Das Projekt Weaving Hope, initiiert im Rahmen des 20-jährigen Jubiläums des Global Geoparks Network (GGN), lädt Geoparks weltweit ein, traditionell gewebte Textilien auszustellen, die ihre regionalen Identitäten und kulturellen Traditionen repräsentieren. Diese Beiträge werden am Ende zu einem gemeinsamen Werk verbunden und im UNESCO-Hauptquartier in Paris präsentiert – als sichtbares Zeichen der geokulturellen Gemeinschaft.

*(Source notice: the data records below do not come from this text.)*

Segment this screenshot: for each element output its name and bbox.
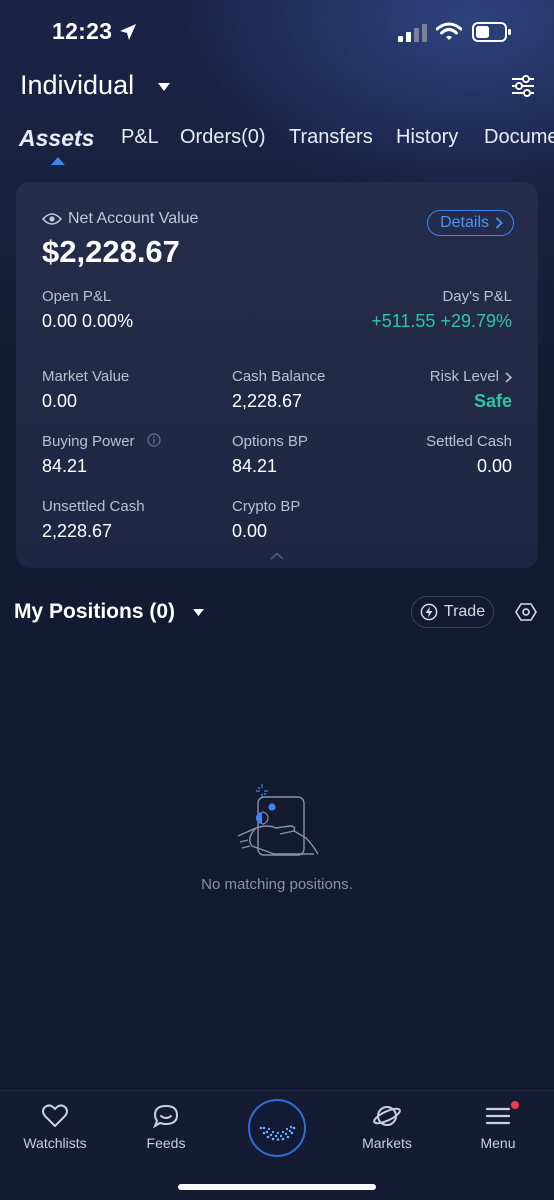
details-label: Details — [440, 214, 489, 231]
info-icon[interactable] — [147, 433, 161, 447]
market-value: 0.00 — [42, 391, 78, 411]
options-bp-value: 84.21 — [232, 456, 278, 476]
cellular-signal-icon — [398, 24, 427, 42]
settled-cash-label: Settled Cash — [426, 433, 512, 450]
crypto-bp-value: 0.00 — [232, 521, 268, 541]
open-pl-value: 0.00 0.00% — [42, 311, 134, 331]
net-account-value: $2,228.67 — [42, 234, 180, 269]
tab-history[interactable]: History — [396, 126, 458, 149]
eye-icon[interactable] — [42, 212, 62, 226]
tab-assets[interactable]: Assets — [19, 125, 94, 152]
notification-badge — [511, 1101, 519, 1109]
tab-orders[interactable]: Orders(0) — [180, 126, 266, 149]
tab-transfers[interactable]: Transfers — [289, 126, 373, 149]
app-screen: 12:23 Individual Assets P&L Orders(0) Tr… — [0, 0, 554, 1200]
filter-settings-icon[interactable] — [510, 74, 536, 98]
risk-level-label: Risk Level — [429, 368, 499, 385]
positions-title: My Positions (0) — [14, 600, 176, 623]
options-bp-label: Options BP — [232, 433, 308, 450]
location-arrow-icon — [120, 24, 136, 40]
empty-positions-text: No matching positions. — [201, 876, 353, 893]
trade-label: Trade — [443, 603, 486, 620]
nav-markets[interactable]: Markets — [337, 1103, 437, 1151]
settled-cash-value: 0.00 — [476, 456, 512, 476]
net-account-value-label-row: Net Account Value — [42, 210, 198, 228]
status-bar: 12:23 — [0, 0, 554, 64]
nav-feeds[interactable]: Feeds — [116, 1103, 216, 1151]
hexagon-settings-icon[interactable] — [515, 601, 537, 623]
home-indicator[interactable] — [178, 1184, 376, 1190]
nav-watchlists[interactable]: Watchlists — [5, 1103, 105, 1151]
net-account-value-label: Net Account Value — [68, 210, 199, 227]
status-time: 12:23 — [52, 18, 113, 44]
caret-down-icon — [193, 609, 204, 616]
empty-positions-illustration — [237, 784, 319, 856]
cash-balance-label: Cash Balance — [232, 368, 326, 385]
crypto-bp-label: Crypto BP — [232, 498, 301, 515]
chevron-right-icon — [505, 371, 512, 383]
open-pl-label: Open P&L — [42, 288, 112, 305]
cash-balance-value: 2,228.67 — [232, 391, 303, 411]
home-orb-button[interactable] — [248, 1099, 306, 1157]
menu-icon — [485, 1107, 511, 1125]
chevron-right-icon — [495, 217, 503, 229]
buying-power-label: Buying Power — [42, 433, 135, 450]
nav-feeds-label: Feeds — [146, 1135, 186, 1151]
account-name: Individual — [20, 70, 135, 100]
trade-button[interactable]: Trade — [411, 596, 494, 628]
wifi-icon — [436, 22, 462, 40]
details-button[interactable]: Details — [427, 210, 514, 236]
unsettled-cash-label: Unsettled Cash — [42, 498, 145, 515]
collapse-chevron-icon[interactable] — [270, 552, 284, 560]
market-value-label: Market Value — [42, 368, 130, 385]
nav-watchlists-label: Watchlists — [23, 1135, 87, 1151]
risk-level-value: Safe — [473, 391, 512, 411]
home-orb-icon — [259, 1125, 296, 1141]
active-tab-indicator — [51, 157, 65, 165]
day-pl-value: +511.55 +29.79% — [371, 311, 512, 331]
caret-down-icon — [158, 83, 170, 91]
day-pl-label: Day's P&L — [442, 288, 512, 305]
tab-pl[interactable]: P&L — [121, 126, 159, 149]
buying-power-value: 84.21 — [42, 456, 88, 476]
nav-menu[interactable]: Menu — [448, 1103, 548, 1151]
chat-icon — [152, 1104, 179, 1129]
planet-icon — [373, 1106, 401, 1126]
nav-menu-label: Menu — [480, 1135, 516, 1151]
battery-icon — [472, 22, 511, 42]
nav-markets-label: Markets — [362, 1135, 412, 1151]
lightning-icon — [420, 603, 438, 621]
unsettled-cash-value: 2,228.67 — [42, 521, 113, 541]
tab-documents[interactable]: Docume — [484, 126, 554, 149]
account-summary-card: Net Account Value $2,228.67 Details Open… — [16, 182, 538, 568]
heart-icon — [42, 1104, 68, 1127]
tab-bar: Assets P&L Orders(0) Transfers History D… — [0, 122, 554, 170]
risk-level-link[interactable]: Risk Level — [430, 368, 512, 385]
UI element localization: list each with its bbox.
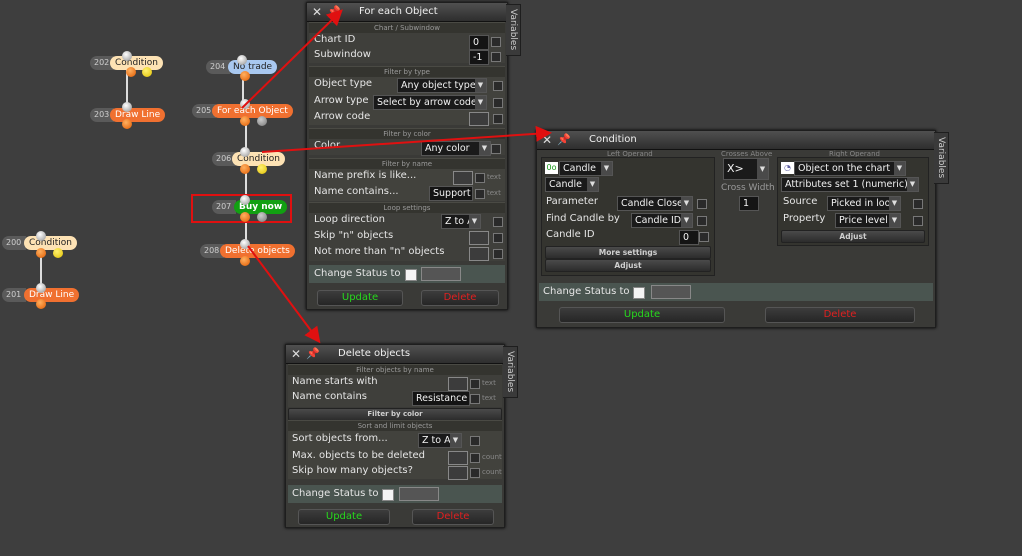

Unser Beitrag: Ein original Maartuch aus Schalkenmehren. Dieses Gewebe besitzt große kulturhistorische Bedeutung: Hergestellt wurde es in der Heimweberei-Genossenschaft Schalkenmehren im vergangenen Jahrhundert unter der Leitung von Anna Droste-Lehnert und war über Generationen hinweg Teil der lokalen Textiltradition.
Wir freuen uns sehr über die Möglichkeit, unsere Region in diesem internationalen Kontext sichtbar zu machen und danken besonders dem Heimwebereimuseum in Schalkenmehren, Herrn Gangolf Droste, für die Bereitstellung des besonderen Textilstückes.